Common Lisp the Language, 2nd Edition
Common Lisp provides a character data type; objects of this type represent printed symbols such as letters.
In general, characters in Common Lisp are not true objects; eq cannot be counted upon to operate on them reliably. In particular, it is possible that the expression
(let ((x z) (y z)) (eq x y))
may be false rather than true, if the value of z is a character.
If two objects are to be compared for ``identity,'' but either might be a character, then the predicate eql is probably appropriate.
X3J13 voted in March 1989 (CHARACTER-PROPOSAL)
to approve the following definitions and terminology for use in
discussing character facilities in Common Lisp.
A character repertoire defines a collection of characters independent of their specific rendered image or font. (This corresponds to the mathematical notion of a set, but the term character set is avoided here because it has been used in the past to mean both what is here called a repertoire and what is here called a coded character set.) Character repertoires are specified independent of coding and their characters are identified only with a unique character label, a graphic symbol, and a character description. As an example, table 13-1 shows the character labels, graphic symbols, and character descriptions for all of the characters in the repertoire standard-char except for #\Space and #\Newline.
Every Common Lisp implementation must support the standard character repertoire as well as repertoires named base-character, extended-character, and character. Other repertoires may be supported as well. X3J13 voted in June 1989 (MORE-CHARACTER-PROPOSAL) to specify that names of repertoires may be used as type specifiers. Such types must be subtypes of character; that is, in a given implementation the repertoire named character must encompass all the character objects supported by that implementation.
A coded character set is a character repertoire plus an encoding that provides a bijective mapping between each character in the set and a number (typically a non-negative integer) that serves as the character representation. There are numerous internationally standardized coded character sets.
A character may be included in one or more character repertoires. Similarly, a character may be included in one or more coded character sets.
To ensure that each character is uniquely defined, we may use a universal registry of characters that incorporates a collection of distinguished repertoires called character scripts that form an exhaustive partition of all characters. That is, each character is included in exactly one character script. (Draft ISO 10646 Coded Character Set Standard, if eventually approved as a standard, may become the practical realization of this universal registry.)
(X3J13 voted in June 1989 (MORE-CHARACTER-PROPOSAL) to specify that an implementation must document the character scripts it supports.
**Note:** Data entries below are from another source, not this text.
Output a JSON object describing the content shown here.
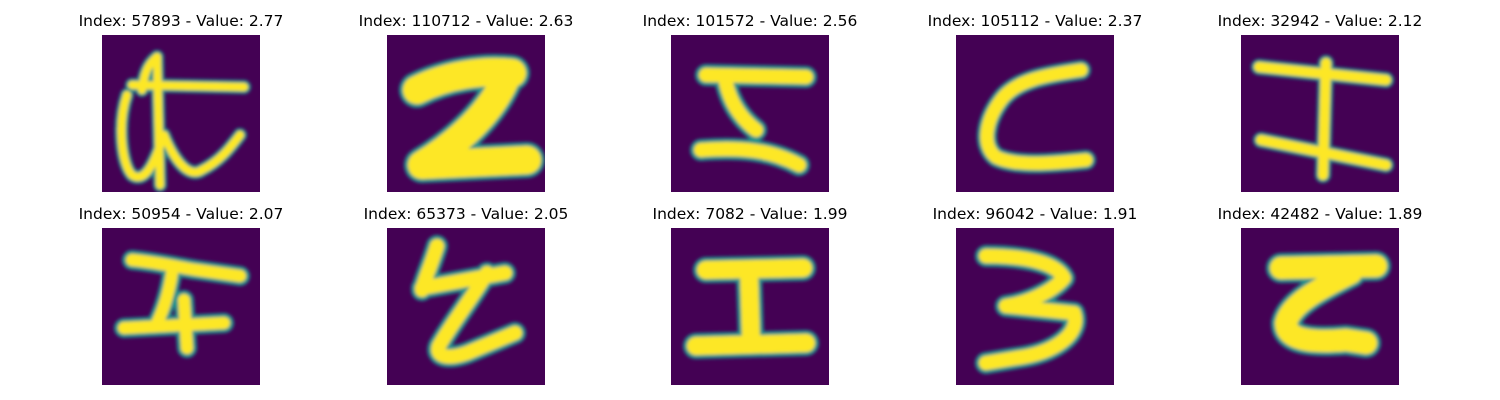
{
  "panels": [
    {
      "title": "Index: 57893 - Value: 2.77",
      "glyph": "glyph-1-image"
    },
    {
      "title": "Index: 110712 - Value: 2.63",
      "glyph": "glyph-2-image"
    },
    {
      "title": "Index: 101572 - Value: 2.56",
      "glyph": "glyph-3-image"
    },
    {
      "title": "Index: 105112 - Value: 2.37",
      "glyph": "glyph-4-image"
    },
    {
      "title": "Index: 32942 - Value: 2.12",
      "glyph": "glyph-5-image"
    },
    {
      "title": "Index: 50954 - Value: 2.07",
      "glyph": "glyph-6-image"
    },
    {
      "title": "Index: 65373 - Value: 2.05",
      "glyph": "glyph-7-image"
    },
    {
      "title": "Index: 7082 - Value: 1.99",
      "glyph": "glyph-8-image"
    },
    {
      "title": "Index: 96042 - Value: 1.91",
      "glyph": "glyph-9-image"
    },
    {
      "title": "Index: 42482 - Value: 1.89",
      "glyph": "glyph-10-image"
    }
  ],
  "colors": {
    "background": "#440154",
    "stroke_edge": "#21918c",
    "stroke_core": "#fde725"
  }
}
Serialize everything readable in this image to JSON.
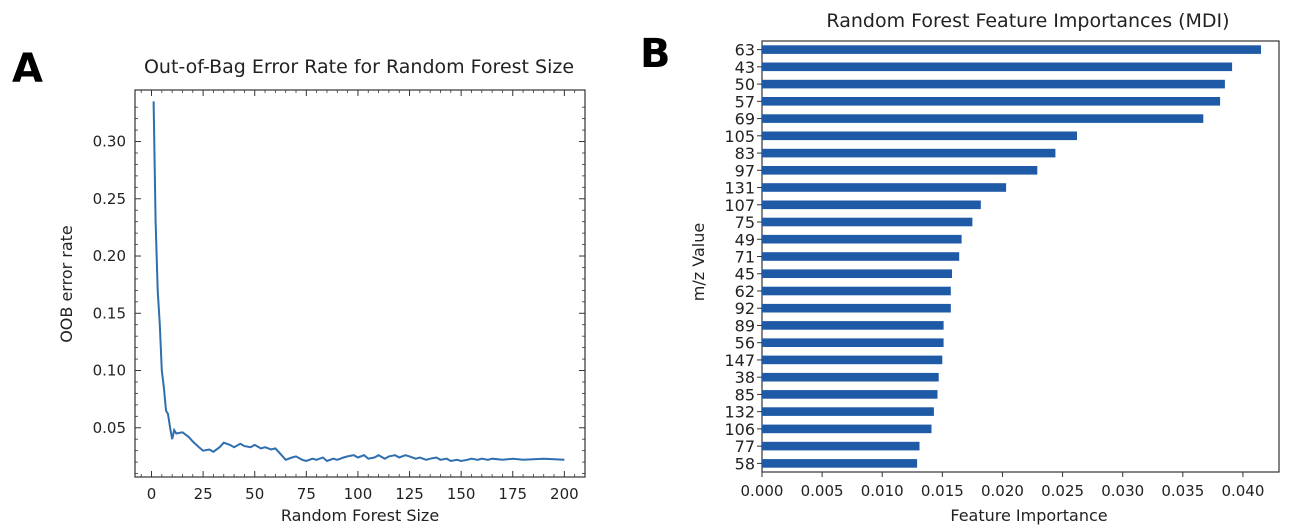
{
  "panels": {
    "a_letter": "A",
    "b_letter": "B"
  },
  "chart_data": [
    {
      "type": "line",
      "title": "Out-of-Bag Error Rate for Random Forest Size",
      "xlabel": "Random Forest Size",
      "ylabel": "OOB error rate",
      "xlim": [
        -8,
        210
      ],
      "ylim": [
        0.007,
        0.345
      ],
      "xticks": [
        0,
        25,
        50,
        75,
        100,
        125,
        150,
        175,
        200
      ],
      "yticks": [
        0.05,
        0.1,
        0.15,
        0.2,
        0.25,
        0.3
      ],
      "ytick_labels": [
        "0.05",
        "0.10",
        "0.15",
        "0.20",
        "0.25",
        "0.30"
      ],
      "grid": false,
      "color": "#2f6fb0",
      "x": [
        1,
        2,
        3,
        4,
        5,
        6,
        7,
        8,
        9,
        10,
        11,
        12,
        15,
        18,
        20,
        23,
        25,
        28,
        30,
        33,
        35,
        38,
        40,
        43,
        45,
        48,
        50,
        53,
        55,
        58,
        60,
        63,
        65,
        68,
        70,
        73,
        75,
        78,
        80,
        83,
        85,
        88,
        90,
        93,
        95,
        98,
        100,
        103,
        105,
        108,
        110,
        113,
        115,
        118,
        120,
        123,
        125,
        128,
        130,
        133,
        135,
        138,
        140,
        143,
        145,
        148,
        150,
        153,
        155,
        158,
        160,
        163,
        165,
        170,
        175,
        180,
        190,
        200
      ],
      "y": [
        0.335,
        0.23,
        0.17,
        0.14,
        0.1,
        0.085,
        0.065,
        0.062,
        0.05,
        0.04,
        0.048,
        0.045,
        0.046,
        0.042,
        0.038,
        0.033,
        0.03,
        0.031,
        0.029,
        0.033,
        0.037,
        0.035,
        0.033,
        0.036,
        0.034,
        0.033,
        0.035,
        0.032,
        0.033,
        0.031,
        0.032,
        0.026,
        0.022,
        0.024,
        0.025,
        0.022,
        0.021,
        0.023,
        0.022,
        0.024,
        0.021,
        0.023,
        0.022,
        0.024,
        0.025,
        0.026,
        0.024,
        0.026,
        0.023,
        0.024,
        0.026,
        0.023,
        0.025,
        0.026,
        0.024,
        0.026,
        0.025,
        0.023,
        0.024,
        0.022,
        0.023,
        0.024,
        0.022,
        0.023,
        0.021,
        0.022,
        0.021,
        0.022,
        0.023,
        0.022,
        0.023,
        0.022,
        0.023,
        0.022,
        0.023,
        0.022,
        0.023,
        0.022
      ]
    },
    {
      "type": "bar",
      "orientation": "horizontal",
      "title": "Random Forest Feature Importances (MDI)",
      "xlabel": "Feature Importance",
      "ylabel": "m/z Value",
      "xlim": [
        0.0,
        0.043
      ],
      "xticks": [
        0.0,
        0.005,
        0.01,
        0.015,
        0.02,
        0.025,
        0.03,
        0.035,
        0.04
      ],
      "xtick_labels": [
        "0.000",
        "0.005",
        "0.010",
        "0.015",
        "0.020",
        "0.025",
        "0.030",
        "0.035",
        "0.040"
      ],
      "grid": false,
      "color": "#1f5aa6",
      "categories": [
        "63",
        "43",
        "50",
        "57",
        "69",
        "105",
        "83",
        "97",
        "131",
        "107",
        "75",
        "49",
        "71",
        "45",
        "62",
        "92",
        "89",
        "56",
        "147",
        "38",
        "85",
        "132",
        "106",
        "77",
        "58"
      ],
      "values": [
        0.0415,
        0.0391,
        0.0385,
        0.0381,
        0.0367,
        0.0262,
        0.0244,
        0.0229,
        0.0203,
        0.0182,
        0.0175,
        0.0166,
        0.0164,
        0.0158,
        0.0157,
        0.0157,
        0.0151,
        0.0151,
        0.015,
        0.0147,
        0.0146,
        0.0143,
        0.0141,
        0.0131,
        0.0129
      ]
    }
  ]
}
For each script the documentation should discuss character labels, glyphs, and descriptions; any canonicalization processes performed by the reader that result in treating distinct characters as equivalent; any canonicalization performed by format in processing directives; the behavior of char-upcase, char-downcase, and the predicates alpha-char-p, upper-case-p, lower-case-p, both-case-p, graphic-char-p, alphanumericp, char-equal, char-not-equal, char-lessp, char-greaterp, char-not-greaterp, and char-not-lessp for characters in the script; and behavior with respect to input and output, including coded character sets and external coding schemes.)
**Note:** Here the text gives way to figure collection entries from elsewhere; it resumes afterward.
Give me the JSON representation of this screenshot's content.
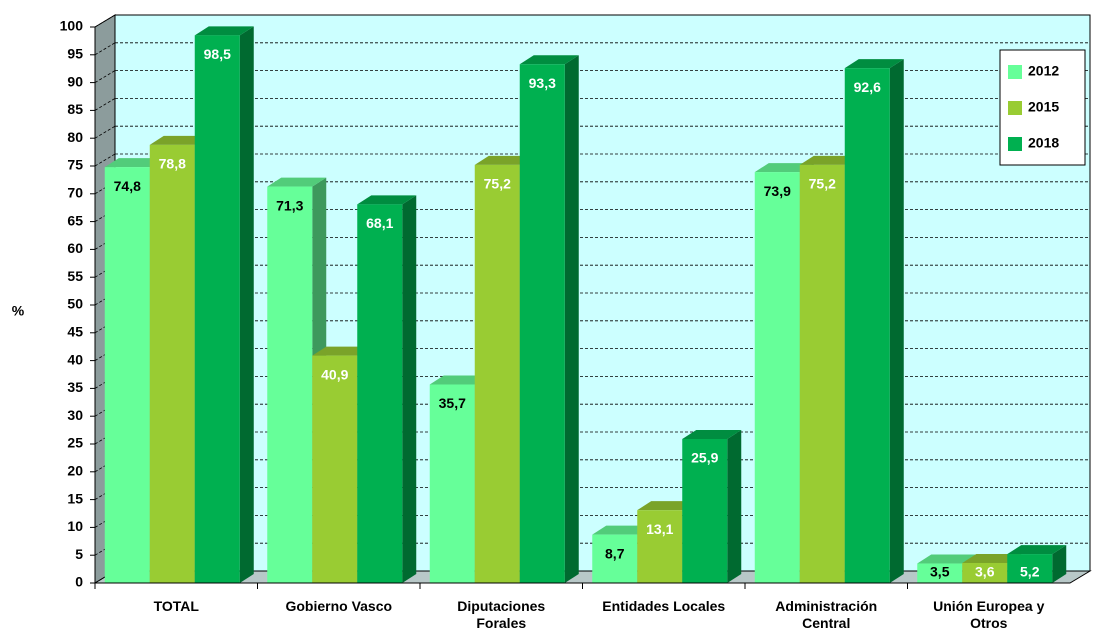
{
  "chart_data": {
    "type": "bar3d",
    "y_label": "%",
    "categories": [
      "TOTAL",
      "Gobierno Vasco",
      "Diputaciones Forales",
      "Entidades Locales",
      "Administración Central",
      "Unión Europea y Otros"
    ],
    "series": [
      {
        "name": "2012",
        "color": "#66ff99",
        "label_color": "#000000",
        "values": [
          74.8,
          71.3,
          35.7,
          8.7,
          73.9,
          3.5
        ],
        "value_labels": [
          "74,8",
          "71,3",
          "35,7",
          "8,7",
          "73,9",
          "3,5"
        ]
      },
      {
        "name": "2015",
        "color": "#99cc33",
        "label_color": "#ffffff",
        "values": [
          78.8,
          40.9,
          75.2,
          13.1,
          75.2,
          3.6
        ],
        "value_labels": [
          "78,8",
          "40,9",
          "75,2",
          "13,1",
          "75,2",
          "3,6"
        ]
      },
      {
        "name": "2018",
        "color": "#00b050",
        "label_color": "#ffffff",
        "values": [
          98.5,
          68.1,
          93.3,
          25.9,
          92.6,
          5.2
        ],
        "value_labels": [
          "98,5",
          "68,1",
          "93,3",
          "25,9",
          "92,6",
          "5,2"
        ]
      }
    ],
    "ylim": [
      0,
      100
    ],
    "yticks": [
      0,
      5,
      10,
      15,
      20,
      25,
      30,
      35,
      40,
      45,
      50,
      55,
      60,
      65,
      70,
      75,
      80,
      85,
      90,
      95,
      100
    ],
    "grid": true,
    "legend": "top-right"
  }
}
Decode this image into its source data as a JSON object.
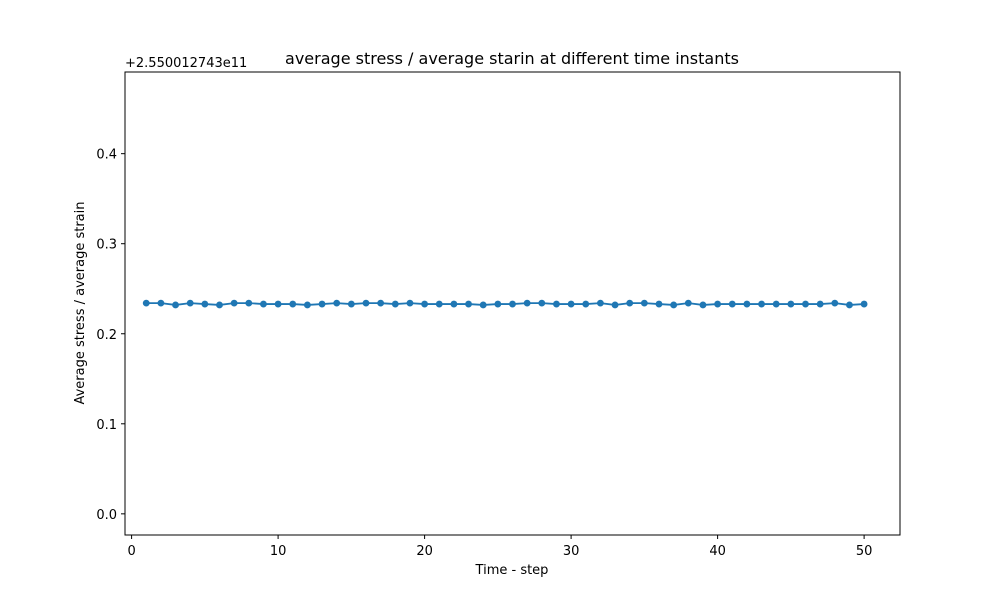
{
  "chart_data": {
    "type": "line",
    "title": "average stress / average starin  at different time instants",
    "xlabel": "Time - step",
    "ylabel": "Average stress / average strain",
    "y_offset_label": "+2.550012743e11",
    "xlim": [
      -0.45,
      52.45
    ],
    "ylim": [
      -0.0235,
      0.4907
    ],
    "x_ticks": [
      0,
      10,
      20,
      30,
      40,
      50
    ],
    "y_ticks": [
      0.0,
      0.1,
      0.2,
      0.3,
      0.4
    ],
    "y_tick_labels": [
      "0.0",
      "0.1",
      "0.2",
      "0.3",
      "0.4"
    ],
    "grid": false,
    "series": [
      {
        "color": "#1f77b4",
        "marker": "circle",
        "x": [
          1,
          2,
          3,
          4,
          5,
          6,
          7,
          8,
          9,
          10,
          11,
          12,
          13,
          14,
          15,
          16,
          17,
          18,
          19,
          20,
          21,
          22,
          23,
          24,
          25,
          26,
          27,
          28,
          29,
          30,
          31,
          32,
          33,
          34,
          35,
          36,
          37,
          38,
          39,
          40,
          41,
          42,
          43,
          44,
          45,
          46,
          47,
          48,
          49,
          50
        ],
        "y": [
          0.234,
          0.234,
          0.232,
          0.234,
          0.233,
          0.232,
          0.234,
          0.234,
          0.233,
          0.233,
          0.233,
          0.232,
          0.233,
          0.234,
          0.233,
          0.234,
          0.234,
          0.233,
          0.234,
          0.233,
          0.233,
          0.233,
          0.233,
          0.232,
          0.233,
          0.233,
          0.234,
          0.234,
          0.233,
          0.233,
          0.233,
          0.234,
          0.232,
          0.234,
          0.234,
          0.233,
          0.232,
          0.234,
          0.232,
          0.233,
          0.233,
          0.233,
          0.233,
          0.233,
          0.233,
          0.233,
          0.233,
          0.234,
          0.232,
          0.233
        ]
      }
    ]
  }
}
In Common Lisp a character data object is identified by its character code, a unique numerical code. Each character code is composed from a character script and a character label. The convention by which a character script and character label compose a character code is implementation dependent. [X3J13 did not approve all parts of the proposal from its Subcommittee on Characters. As a result, some features that were approved appear to have no purpose. X3J13 wished to support the standardization by ISO of character scripts and coded character sets but declined to design facilities for use in Common Lisp until there has been more progress by ISO in this area. The approval of the terminology for scripts and labels gives a hint to implementors of likely directions for Common Lisp in the future.]
A character object that is classified as graphic, or displayable, has an associated glpyh. The glyph is the visual representation of the character. All other character data objects are classified as non-graphic.
This terminology assigns names to Common Lisp concepts
in a manner consistent with
related concepts discussed in various ISO standards for coded
character sets and provides a demarcation between standardization
activities. For example, facilities for manipulating characters,
character scripts, and coded character sets are properly defined
by a Common Lisp standard, but Common Lisp should not define
standard character sets or standard character scripts.